Thread prefix changed from "A" = Advanced/Graduate School level to "I" = Intermediate/Undergraduate level.

Summary:: how to equal the equation: E = mc2 and the Time dilation equation

I think that have something lost on it!

Instead of "equal", maybe you mean "reconcile"? If so, what do you think is inconsistent between them? Could you please show links to the reading you've been doing about each of those equations, and say why that reading has you confused about their compatibility? Thanks.

 

[vanhees71]

I'm also not understanding your question, but note that the correct equation is $E=m c^2 \gamma$, where $\gamma=1/\sqrt{1-v^2/c^2}$ is the same Lorentz factor that also enters the time-dilation formula.
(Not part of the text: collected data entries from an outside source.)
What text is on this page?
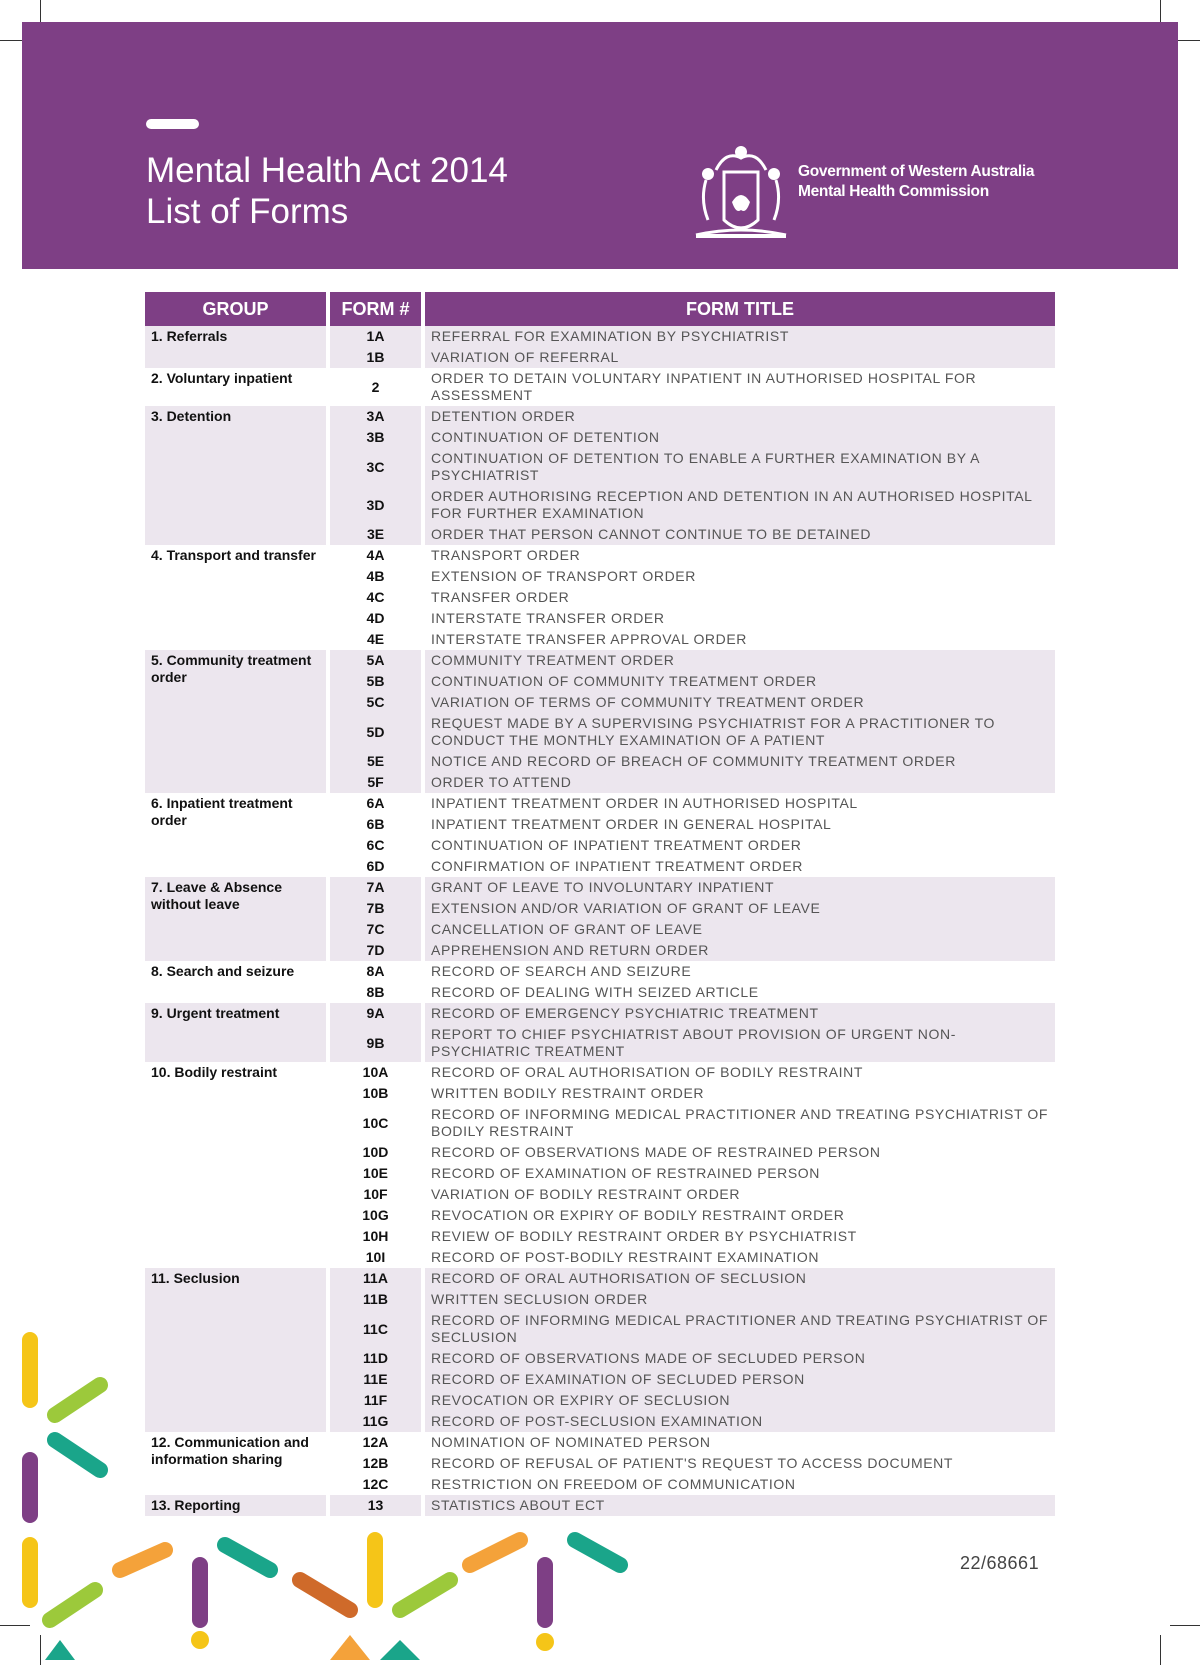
Mental Health Act 2014
List of Forms
Government of Western Australia
Mental Health Commission
GROUP	FORM #	FORM TITLE
1. Referrals	1A	REFERRAL FOR EXAMINATION BY PSYCHIATRIST
	1B	VARIATION OF REFERRAL
2. Voluntary inpatient	2	ORDER TO DETAIN VOLUNTARY INPATIENT IN AUTHORISED HOSPITAL FOR ASSESSMENT
3. Detention	3A	DETENTION ORDER
	3B	CONTINUATION OF DETENTION
	3C	CONTINUATION OF DETENTION TO ENABLE A FURTHER EXAMINATION BY A PSYCHIATRIST
	3D	ORDER AUTHORISING RECEPTION AND DETENTION IN AN AUTHORISED HOSPITAL FOR FURTHER EXAMINATION
	3E	ORDER THAT PERSON CANNOT CONTINUE TO BE DETAINED
4. Transport and transfer	4A	TRANSPORT ORDER
	4B	EXTENSION OF TRANSPORT ORDER
	4C	TRANSFER ORDER
	4D	INTERSTATE TRANSFER ORDER
	4E	INTERSTATE TRANSFER APPROVAL ORDER
5. Community treatment order	5A	COMMUNITY TREATMENT ORDER
	5B	CONTINUATION OF COMMUNITY TREATMENT ORDER
	5C	VARIATION OF TERMS OF COMMUNITY TREATMENT ORDER
	5D	REQUEST MADE BY A SUPERVISING PSYCHIATRIST FOR A PRACTITIONER TO CONDUCT THE MONTHLY EXAMINATION OF A PATIENT
	5E	NOTICE AND RECORD OF BREACH OF COMMUNITY TREATMENT ORDER
	5F	ORDER TO ATTEND
6. Inpatient treatment order	6A	INPATIENT TREATMENT ORDER IN AUTHORISED HOSPITAL
	6B	INPATIENT TREATMENT ORDER IN GENERAL HOSPITAL
	6C	CONTINUATION OF INPATIENT TREATMENT ORDER
	6D	CONFIRMATION OF INPATIENT TREATMENT ORDER
7. Leave & Absence without leave	7A	GRANT OF LEAVE TO INVOLUNTARY INPATIENT
	7B	EXTENSION AND/OR VARIATION OF GRANT OF LEAVE
	7C	CANCELLATION OF GRANT OF LEAVE
	7D	APPREHENSION AND RETURN ORDER
8. Search and seizure	8A	RECORD OF SEARCH AND SEIZURE
	8B	RECORD OF DEALING WITH SEIZED ARTICLE
9. Urgent treatment	9A	RECORD OF EMERGENCY PSYCHIATRIC TREATMENT
	9B	REPORT TO CHIEF PSYCHIATRIST ABOUT PROVISION OF URGENT NON-PSYCHIATRIC TREATMENT
10. Bodily restraint	10A	RECORD OF ORAL AUTHORISATION OF BODILY RESTRAINT
	10B	WRITTEN BODILY RESTRAINT ORDER
	10C	RECORD OF INFORMING MEDICAL PRACTITIONER AND TREATING PSYCHIATRIST OF BODILY RESTRAINT
	10D	RECORD OF OBSERVATIONS MADE OF RESTRAINED PERSON
	10E	RECORD OF EXAMINATION OF RESTRAINED PERSON
	10F	VARIATION OF BODILY RESTRAINT ORDER
	10G	REVOCATION OR EXPIRY OF BODILY RESTRAINT ORDER
	10H	REVIEW OF BODILY RESTRAINT ORDER BY PSYCHIATRIST
	10I	RECORD OF POST-BODILY RESTRAINT EXAMINATION
11. Seclusion	11A	RECORD OF ORAL AUTHORISATION OF SECLUSION
	11B	WRITTEN SECLUSION ORDER
	11C	RECORD OF INFORMING MEDICAL PRACTITIONER AND TREATING PSYCHIATRIST OF SECLUSION
	11D	RECORD OF OBSERVATIONS MADE OF SECLUDED PERSON
	11E	RECORD OF EXAMINATION OF SECLUDED PERSON
	11F	REVOCATION OR EXPIRY OF SECLUSION
	11G	RECORD OF POST-SECLUSION EXAMINATION
12. Communication and information sharing	12A	NOMINATION OF NOMINATED PERSON
	12B	RECORD OF REFUSAL OF PATIENT'S REQUEST TO ACCESS DOCUMENT
	12C	RESTRICTION ON FREEDOM OF COMMUNICATION
13. Reporting	13	STATISTICS ABOUT ECT
22/68661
Indeed if a clock shows $\Delta t$ in its rest frame an observer moving with velocity $v$ relative to the clock will measure $\Delta t'=\gamma \Delta t$.

The similarity between the equation for energy and the time dilation formula is not a surprise, because it's closely connected. One defines everything in relativity in covariant quantities. Thus having vectors like the time-position four-vector in special relativity and wants to define covariant quantities by time derivatives one uses proper time $\mathrm{d} \tau = \sqrt{1-v^2/c^2} \mathrm{d} t$, because that's a scalar under Lorentz transformations and thus
$$V^{\mu}=\mathrm{d}_{\tau} x^{\mu}$$
is a four-vector, the four-velocity of the particle. In terms of usual velocity (which is NOT a relativistically covariant quantity) this reads
$$(V^{\mu})=\begin{pmatrix} c \mathrm{d}_{\tau} t \\ \mathrm{d}_{\tau} \vec{x} \end{pmatrix},$$
but $\mathrm{d}_{\tau} = \mathrm{d} t (\mathrm{d}_{\tau} t)=\gamma \mathrm{d} t$. Thus you get
$$V^{\mu}=\begin{pmatrix} \gamma c\\ \gamma \vec{v} \end{pmatrix},$$
where $\vec{v}=\mathrm{d}_t \vec{x}$ is the usual three-velocity measured in the lab frame.

Now four-momentum is defined as
$$p^{\mu} = m V^{\mu},$$
where $m$ is the invariant mass. To understand what the time-component means we note that
$$p^0=m c \gamma =m c \left (1+\frac{1}{2} \frac{v^2}{c^2} +\mathcal{O}(v^4/c^4) \right),$$
and this suggests to define $p^0=E/c$ with $E$ the energy of the particle, because for the reason that $p^{\mu}$ is a four-vector it's convenient to include the rest energy $E_0=mc^2$ in the energy of the particle, and then in the non-relativistic limit $E=E_0 + mv^2/2$, and $m v^2/2=E_{\text{kin}}$ in Newtonian mechanics, where $E_0$ is simply an additive constant which is not changed in any way by any physical phenomenon.

Note that this is different in relativistic physics! The rest mass of a composite object is related to the energy of this object in its rest frame by $E_0=m c^2$. E.g., if you have some macroscopic body its invariant mass changes with temperature, because if the body gets hotter the heat-energy gain $\Delta Q$ adds to the rest energy, i.e., the invariant mass of the body changes by the amount $\Delta m=\Delta Q/c^2$.

Thus, while the invariant mass does not change by any physical processes within Newtonian mechanics (except you add or take away some matter to a composite object of course), relativity shows that this is only approximately right. In other words: The invariant mass is not a conserved quantity for a closed system in relativistic physics. Here only the energy of a closed system is conserved but not invariant mass!